The inefficiency of the old universities is to a large extent the cause of the neglect and ignorance of science in the well-to-do class, who furnish the men who become Government officials of all kinds and members of professions which influence public opinion. But this inefficiency of the old universities is not due to their devotion to literary studies and to abstract science, nor to their objection to the pursuit of practical and commercial studies. That excuse is sometimes put forward for them, though at this moment they are, in fact, setting up laboratories and lecture-rooms for engineering, agriculture, forestry, mining, and such applications of science. Nor is it money which is really wanting at either Oxford or Cambridge, although they are both begging for it from the public. What Oxford and Cambridge want is not money but men; men as teachers—“professors” is the usual title given to them in a university—who must be the ablest, each in his own line, in the whole world. If such professors existed in either Oxford or Cambridge, and were allowed to teach, the town (if not the colleges!) would be full to overflowing of students—eager to pay their fees and to spend, not three short terms of seven weeks in each year, but the whole year, and many years, in the laboratories and lecture-rooms of those commanding men.

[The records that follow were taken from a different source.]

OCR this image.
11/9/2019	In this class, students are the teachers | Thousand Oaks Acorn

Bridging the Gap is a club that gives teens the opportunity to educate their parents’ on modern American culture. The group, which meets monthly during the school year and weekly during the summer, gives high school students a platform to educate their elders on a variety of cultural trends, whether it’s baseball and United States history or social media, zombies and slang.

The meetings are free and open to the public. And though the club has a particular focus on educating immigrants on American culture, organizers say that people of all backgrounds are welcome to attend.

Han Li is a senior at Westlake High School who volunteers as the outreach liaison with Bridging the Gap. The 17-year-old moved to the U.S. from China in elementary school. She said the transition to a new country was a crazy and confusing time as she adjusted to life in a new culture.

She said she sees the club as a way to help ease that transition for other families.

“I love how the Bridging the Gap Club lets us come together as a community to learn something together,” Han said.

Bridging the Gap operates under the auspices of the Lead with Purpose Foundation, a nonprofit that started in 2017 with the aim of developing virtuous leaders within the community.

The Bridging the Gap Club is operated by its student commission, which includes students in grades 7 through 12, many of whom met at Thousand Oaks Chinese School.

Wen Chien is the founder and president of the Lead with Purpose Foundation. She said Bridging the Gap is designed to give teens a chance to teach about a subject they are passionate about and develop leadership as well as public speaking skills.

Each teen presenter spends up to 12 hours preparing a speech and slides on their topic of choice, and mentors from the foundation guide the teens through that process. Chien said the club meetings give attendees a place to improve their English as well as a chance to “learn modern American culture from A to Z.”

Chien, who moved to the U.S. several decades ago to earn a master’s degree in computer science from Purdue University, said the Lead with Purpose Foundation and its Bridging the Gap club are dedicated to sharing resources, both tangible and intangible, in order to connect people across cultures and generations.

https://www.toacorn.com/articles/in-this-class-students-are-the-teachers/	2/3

To obtain such men—to set the machinery at work—you must pay them handsomely, and give them authority and the means of work. Once they were at work, the mere fees of the students would furnish a splendid revenue. There is plenty of money at Oxford and at Cambridge—a superabundance, in fact—which could and should be applied to this purpose, namely, that of securing and establishing there the greatest teachers in the world. The money is at present administered by the colleges according to the directions given in recent Acts of Parliament, and by no means in any blind obedience to the original intentions of the founders of the colleges. It is to a large extent wasted. That portion of it paid out as “scholarships” is for the most part wasted in bringing students to a place where they cannot get the best opportunities of study, and the rest is unwisely applied (not so much by the tenants for life or administrators of college funds as by rigid Act of Parliament) to providing an excessive number of totally inadequate salaries by which a corresponding number of young men are induced to enter upon the career of teachers as underpaid college Fellows.